Our living spaces were disgustingly messy and unaesthetic, largely because no one felt any personal responsibility for them. It was everyone’s – and therefore, no one’s – problem. People felt free to spend money on all kinds of things in a way that they would never do if they were solely responsible for balancing their chequebooks and making ends meet. (And, as it turns out, when the accounting was done after the commune’s demise, we found that our communal fund had been running in the red for years.)

Every ex-Keristan I have talked with remembers numerous instances of going along with the prevailing group sentiment on an issue rather than take a contrary stand, or, worse still, without even bothering to really think the issue through independently… There are memories of this sort about which many of us will probably continue to cringe for years to come . . . times we gave some innocent person a hard time for thinking, saying, or doing something that didn’t synch with current Keristan doctrine.

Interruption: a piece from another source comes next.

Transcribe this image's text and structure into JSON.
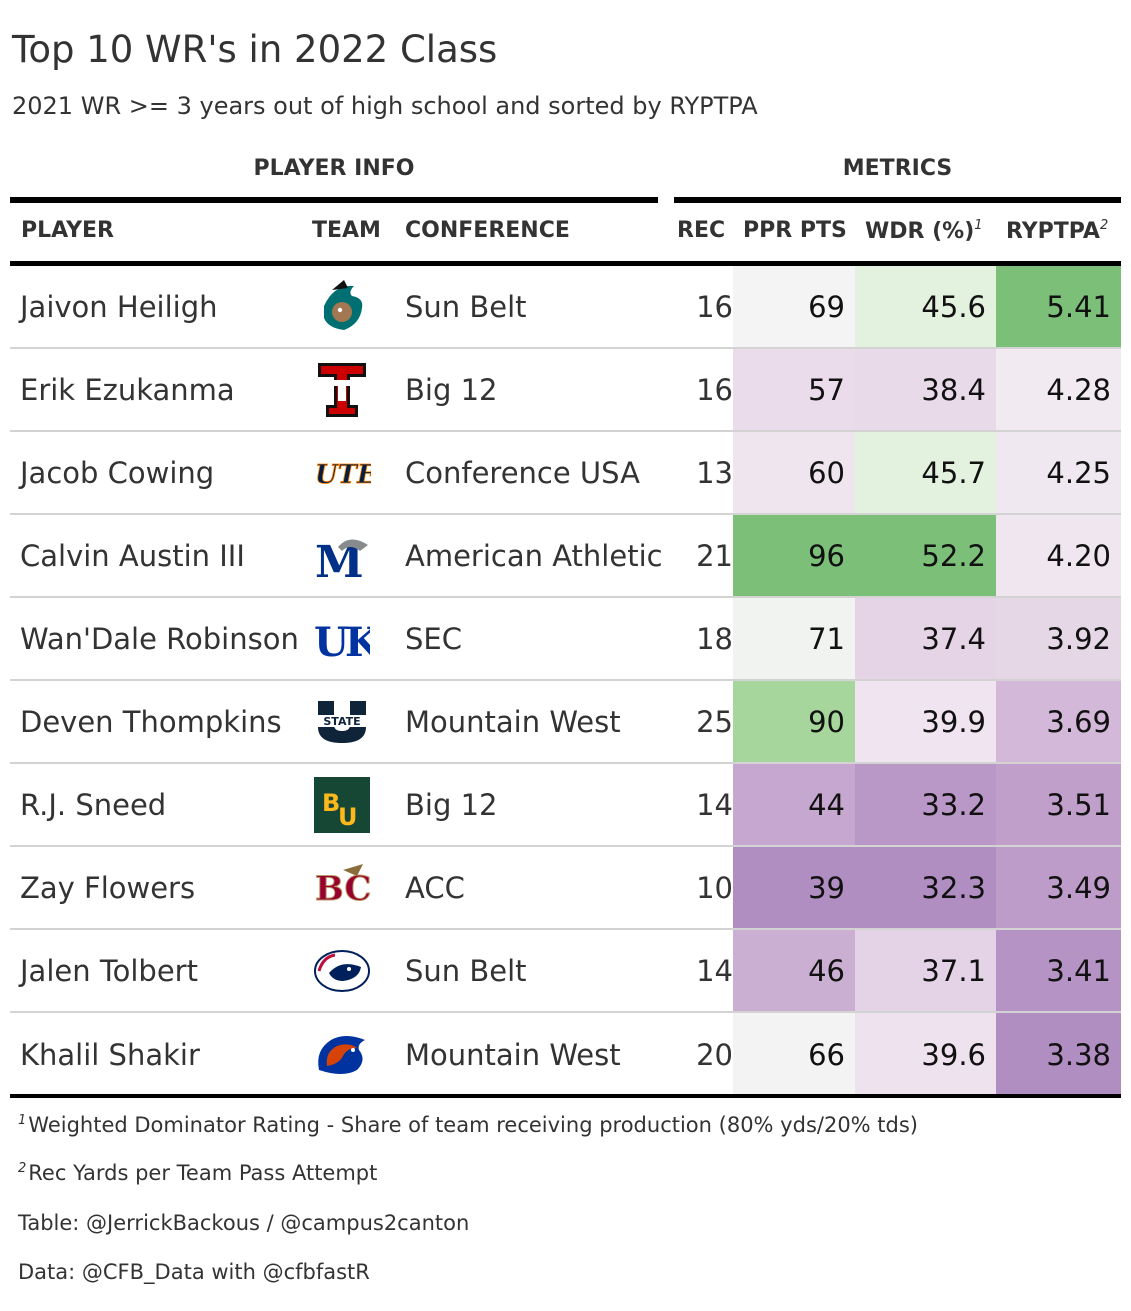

Though we had never considered ourselves to be guru-centred (after all, we believed in democracy, equality of the sexes, and other “politically correct” positions), from our perspective today, Kerista was in many respects a cult with a charismatic leader. Jud’s forceful personal style of conversation and confrontation became the model for how Keristans related to each other and outsiders; only the most courageous Keristans dared to openly disagree with Jud.

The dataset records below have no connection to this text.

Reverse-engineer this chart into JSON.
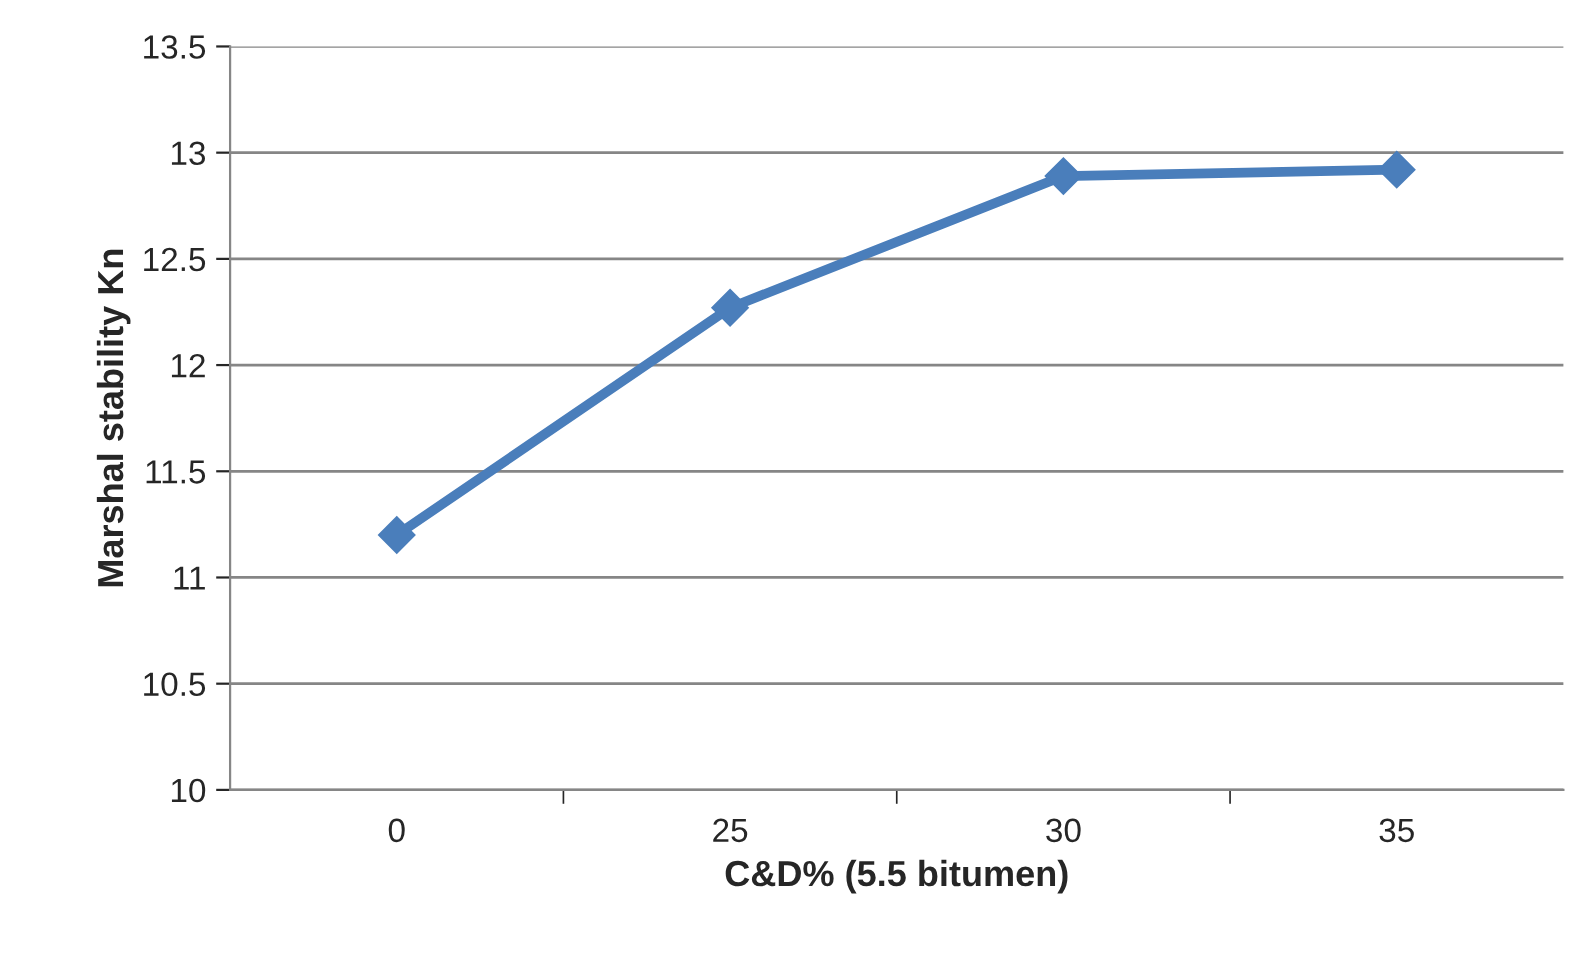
{
  "chart_data": {
    "type": "line",
    "xlabel": "C&D% (5.5 bitumen)",
    "ylabel": "Marshal stability Kn",
    "categories": [
      "0",
      "25",
      "30",
      "35"
    ],
    "series": [
      {
        "color": "#4a7ebb",
        "values": [
          11.2,
          12.27,
          12.89,
          12.92
        ]
      }
    ],
    "ylim": [
      10,
      13.5
    ],
    "yticks": [
      10,
      10.5,
      11,
      11.5,
      12,
      12.5,
      13,
      13.5
    ],
    "grid": "y",
    "marker": "diamond",
    "line_style": "solid",
    "legend": false
  }
}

We used to scoff at people who would show up at one of our rap groups and ask, “But what if you end up in a group with someone you aren’t attracted to?” We would tell them they obviously didn’t understand-you only joined a group if you wanted to be with all the people in it, and they all, wanted to be with you. That was the ideal, which made sense. In reality it was often not that way. Many of us did find ourselves at different times in bed with people that, on our own, there was no way on earth we’d have ended up with. The way it sometimes worked was that a few influential members of a group would be interested in a new person, and they would “gestalt” (read, harangue) others who didn’t share that feeling until they assented to accept the new person.

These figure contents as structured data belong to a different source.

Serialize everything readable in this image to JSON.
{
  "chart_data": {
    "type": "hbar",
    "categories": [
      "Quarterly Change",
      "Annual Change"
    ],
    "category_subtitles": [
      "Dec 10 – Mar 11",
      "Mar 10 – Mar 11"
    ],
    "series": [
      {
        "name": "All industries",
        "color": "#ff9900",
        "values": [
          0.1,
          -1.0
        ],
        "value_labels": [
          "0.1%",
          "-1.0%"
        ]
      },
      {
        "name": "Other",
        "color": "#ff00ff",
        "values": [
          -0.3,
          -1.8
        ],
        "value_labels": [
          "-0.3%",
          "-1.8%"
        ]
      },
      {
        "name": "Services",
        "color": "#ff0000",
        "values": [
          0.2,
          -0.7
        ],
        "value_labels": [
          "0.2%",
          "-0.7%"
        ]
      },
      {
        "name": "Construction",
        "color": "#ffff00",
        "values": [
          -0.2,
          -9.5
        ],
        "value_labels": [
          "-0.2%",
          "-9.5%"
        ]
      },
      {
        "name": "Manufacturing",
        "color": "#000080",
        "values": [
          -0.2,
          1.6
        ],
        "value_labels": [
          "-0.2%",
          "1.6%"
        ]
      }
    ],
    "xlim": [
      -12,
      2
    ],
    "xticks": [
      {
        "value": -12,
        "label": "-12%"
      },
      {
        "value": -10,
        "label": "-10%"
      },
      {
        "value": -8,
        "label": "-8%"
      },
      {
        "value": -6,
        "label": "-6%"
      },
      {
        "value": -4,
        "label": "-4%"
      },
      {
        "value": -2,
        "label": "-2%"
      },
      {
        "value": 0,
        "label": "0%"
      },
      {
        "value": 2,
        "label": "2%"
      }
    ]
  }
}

So how exactly did they arrange these polyfedilous relationships? There was a schedule which mandated whom would be sleeping with whom each night. In strict egalitarian fashion, after a person slept with a partner, they would sleep with every other potential partner before returning to that first partner*.

Did being paired with a person mandate sex?

Sex was not mandatory, but it was expected. Most people did have sex, as far as I know. If you weren’t having sex with a certain someone then something was probably wrong in your dyad. Rotating partners every night is a sure way to feel like you should fuck this person who you hadn’t been with in several days.

The whole website appears to be an interesting overview of the appeal and follies of hippie culture.

* The modern classical composer Arnold Schonberg had a similar system devised for music. He would create orders of musical notes containing all the notes in the chromatic scale, and then dictate that his compositions had to use every other note in the order, before reusing the first note.

4 Responses to “Hippies in Paradise: the Kerista Commune”


  1. CPR

    Man, all these schedules and rules sort of miss the point, don’t they? Rhythm, from a white man’s perspective. There’s nothing quite as irritating as a rule-driven hippie. Except maybe a red-faced priest.

  2. Wil

    Leave it to hippies to screw up something as simple as having sex with everybody.

  3. Kelly

    Okay, the Keristans had utopian ideals, and they didn’t always live up to their ideals. But they had the courage to try and bring their ideals to life. They also formed group marriages that lasted longer than many traditional marriages.

    First make your own marriage last twenty years, then think about how much harder it would have been to make a non-traditional marriage last that long, and see if you’re still so quick to criticize.

  4. Wil

    Frankly, I don’t see where I’m so quick to criticize. Most of the “criticisms” in the post are simply quotes from Keristans themselves.